Platelet Function Testing and Antiplatelet Regimen in EVT of Brain Aneurysms

It should be noted that rupture and unruptured aneurysms comprise different pathophysiological conditions that leads to dysregulation of coagulation cascades. Thus, balancing risks and benefits of antiplatelet therapy is necessary to prevent thromboembolic or hemorrhagic complications. In the case of aneurysmal subarachnoid hemorrhage (aSAH) an endovascular procedure might be choose over open surgery depending on each case. However, such endovascular procedures expose patients to ischemic complications due to arterial clotting or emboli. [65] Some studies have suggested that aSAH patients with important risk factors could benefit from antiplatelet therapy to prevent peri-coiling thromboembolism without increasing hemorrhagic complications.[66] Nevertheless, the main debate turns around the evidence regarding platelet function testing and antiplatelet therapy for unruptured aneurysms, which are treated as elective procedures with enough time to plan appropriate antiplatelet regimens.
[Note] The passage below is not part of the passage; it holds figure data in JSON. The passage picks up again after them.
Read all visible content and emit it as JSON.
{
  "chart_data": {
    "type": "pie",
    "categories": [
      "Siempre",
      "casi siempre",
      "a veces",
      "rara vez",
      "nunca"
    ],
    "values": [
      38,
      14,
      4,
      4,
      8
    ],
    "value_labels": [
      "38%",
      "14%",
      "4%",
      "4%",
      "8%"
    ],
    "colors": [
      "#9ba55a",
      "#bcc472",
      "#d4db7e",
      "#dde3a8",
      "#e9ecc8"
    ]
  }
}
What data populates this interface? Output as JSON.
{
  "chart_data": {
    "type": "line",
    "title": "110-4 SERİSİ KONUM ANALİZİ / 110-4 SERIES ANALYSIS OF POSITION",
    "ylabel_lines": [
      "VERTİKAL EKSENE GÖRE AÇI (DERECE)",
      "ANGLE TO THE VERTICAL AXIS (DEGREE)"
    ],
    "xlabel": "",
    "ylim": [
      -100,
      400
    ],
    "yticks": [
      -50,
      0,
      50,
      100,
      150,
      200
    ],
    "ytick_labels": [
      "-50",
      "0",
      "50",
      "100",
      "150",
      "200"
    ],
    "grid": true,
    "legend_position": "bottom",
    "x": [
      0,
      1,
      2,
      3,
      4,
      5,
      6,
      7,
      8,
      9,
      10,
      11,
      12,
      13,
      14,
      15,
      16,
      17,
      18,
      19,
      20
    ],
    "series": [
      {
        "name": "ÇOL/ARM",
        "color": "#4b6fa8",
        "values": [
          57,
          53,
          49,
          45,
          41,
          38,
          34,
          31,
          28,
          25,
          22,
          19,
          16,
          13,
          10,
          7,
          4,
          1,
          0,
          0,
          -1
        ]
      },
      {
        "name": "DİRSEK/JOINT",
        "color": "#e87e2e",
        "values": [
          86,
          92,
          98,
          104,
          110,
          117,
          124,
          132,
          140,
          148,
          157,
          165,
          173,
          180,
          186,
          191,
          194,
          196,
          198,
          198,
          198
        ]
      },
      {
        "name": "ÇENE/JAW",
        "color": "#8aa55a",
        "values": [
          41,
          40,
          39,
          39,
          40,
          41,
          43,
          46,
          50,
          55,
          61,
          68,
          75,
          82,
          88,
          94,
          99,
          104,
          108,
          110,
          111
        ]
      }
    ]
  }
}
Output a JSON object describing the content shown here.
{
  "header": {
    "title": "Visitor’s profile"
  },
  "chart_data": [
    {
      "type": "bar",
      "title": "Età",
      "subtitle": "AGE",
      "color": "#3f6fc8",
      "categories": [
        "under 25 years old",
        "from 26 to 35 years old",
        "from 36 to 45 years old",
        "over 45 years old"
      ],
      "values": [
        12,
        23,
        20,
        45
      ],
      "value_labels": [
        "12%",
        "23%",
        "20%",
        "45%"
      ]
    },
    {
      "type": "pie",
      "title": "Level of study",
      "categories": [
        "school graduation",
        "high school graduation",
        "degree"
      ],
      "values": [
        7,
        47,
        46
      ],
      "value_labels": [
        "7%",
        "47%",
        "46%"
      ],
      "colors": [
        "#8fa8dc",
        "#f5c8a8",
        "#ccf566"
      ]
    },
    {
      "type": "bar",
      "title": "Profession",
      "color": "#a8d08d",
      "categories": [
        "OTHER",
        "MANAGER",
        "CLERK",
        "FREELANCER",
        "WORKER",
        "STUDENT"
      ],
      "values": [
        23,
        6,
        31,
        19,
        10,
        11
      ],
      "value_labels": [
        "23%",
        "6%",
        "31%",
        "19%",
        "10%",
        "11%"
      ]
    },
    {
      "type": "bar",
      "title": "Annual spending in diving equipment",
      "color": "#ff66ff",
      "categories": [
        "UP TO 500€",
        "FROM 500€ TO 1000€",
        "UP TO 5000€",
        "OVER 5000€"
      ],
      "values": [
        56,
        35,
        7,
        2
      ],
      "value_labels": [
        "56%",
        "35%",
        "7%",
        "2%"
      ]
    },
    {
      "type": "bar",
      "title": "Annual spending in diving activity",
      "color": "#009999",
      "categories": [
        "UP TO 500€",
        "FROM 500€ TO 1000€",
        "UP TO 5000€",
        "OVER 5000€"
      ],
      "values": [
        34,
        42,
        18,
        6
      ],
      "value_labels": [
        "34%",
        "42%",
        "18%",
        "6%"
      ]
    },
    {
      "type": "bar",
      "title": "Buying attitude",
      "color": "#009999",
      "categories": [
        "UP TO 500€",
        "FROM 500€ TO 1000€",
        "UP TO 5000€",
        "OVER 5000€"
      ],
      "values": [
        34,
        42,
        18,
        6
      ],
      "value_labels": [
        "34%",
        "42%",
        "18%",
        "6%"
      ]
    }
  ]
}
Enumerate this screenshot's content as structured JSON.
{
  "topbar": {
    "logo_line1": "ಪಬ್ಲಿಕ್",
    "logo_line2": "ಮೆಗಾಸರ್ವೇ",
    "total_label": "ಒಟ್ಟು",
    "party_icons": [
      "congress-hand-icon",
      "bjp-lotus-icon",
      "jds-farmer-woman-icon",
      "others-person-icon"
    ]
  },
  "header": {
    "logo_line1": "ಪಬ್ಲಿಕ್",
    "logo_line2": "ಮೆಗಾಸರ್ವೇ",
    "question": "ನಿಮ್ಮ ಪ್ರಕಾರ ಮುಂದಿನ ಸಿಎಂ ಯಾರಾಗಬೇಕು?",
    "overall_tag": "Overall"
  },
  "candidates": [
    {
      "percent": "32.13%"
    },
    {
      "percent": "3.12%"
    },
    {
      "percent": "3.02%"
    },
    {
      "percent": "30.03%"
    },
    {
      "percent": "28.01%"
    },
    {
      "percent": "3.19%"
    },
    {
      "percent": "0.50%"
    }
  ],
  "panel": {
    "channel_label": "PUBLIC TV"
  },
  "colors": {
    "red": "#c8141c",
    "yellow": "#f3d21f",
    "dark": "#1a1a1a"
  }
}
The most common antiplatelet therapy consists of a combination of irreversible inhibitors of cyclooxygenases 1 & 2 (aspirin) and P2Y12 ADP receptor (clopidogrel).[67] Dual antiplatelet therapy (DAT) usually includes 81 to 325 mg of aspirin with 75 mg of clopidogrel, 3 to 21 days before procedure. Adeeb et al., showed that clopidogrel hyporesponders undergoing PED placement experience higher rates of thromboembolic complication compared with clopidogrel responders (17.4% vs 5.6%) and could be significantly reduced when hyporesponders were switched to ticagrelor.[68] These results have been corroborated by several other studies that reported higher odds of thromboembolic complication in patients consider as hyporesponders.[69-71] Although encouraging, definitive conclusions are not available yet due to heterogeneity of cutoff values to classify hyporesponders, the diverse procedures to test platelet function, dosing of antiplatelet agents and timelines to start medication and, finally to do the tests. Furthermore, the assessment of hyporesponders is even less well defined.[67]


Conclusion

There has been an explosion in the development of new endovascular tools designed to treat intracranial aneurysms. The decision to use a certain device, tool or technique is a complex one involving many patient-specific factors, operator experience, and institutional experience. It is important for all healthcare providers that take care of patients with unruptured and ruptured aneurysms to stay well informed of these advancements in order to help inform their patients of the available treatment options.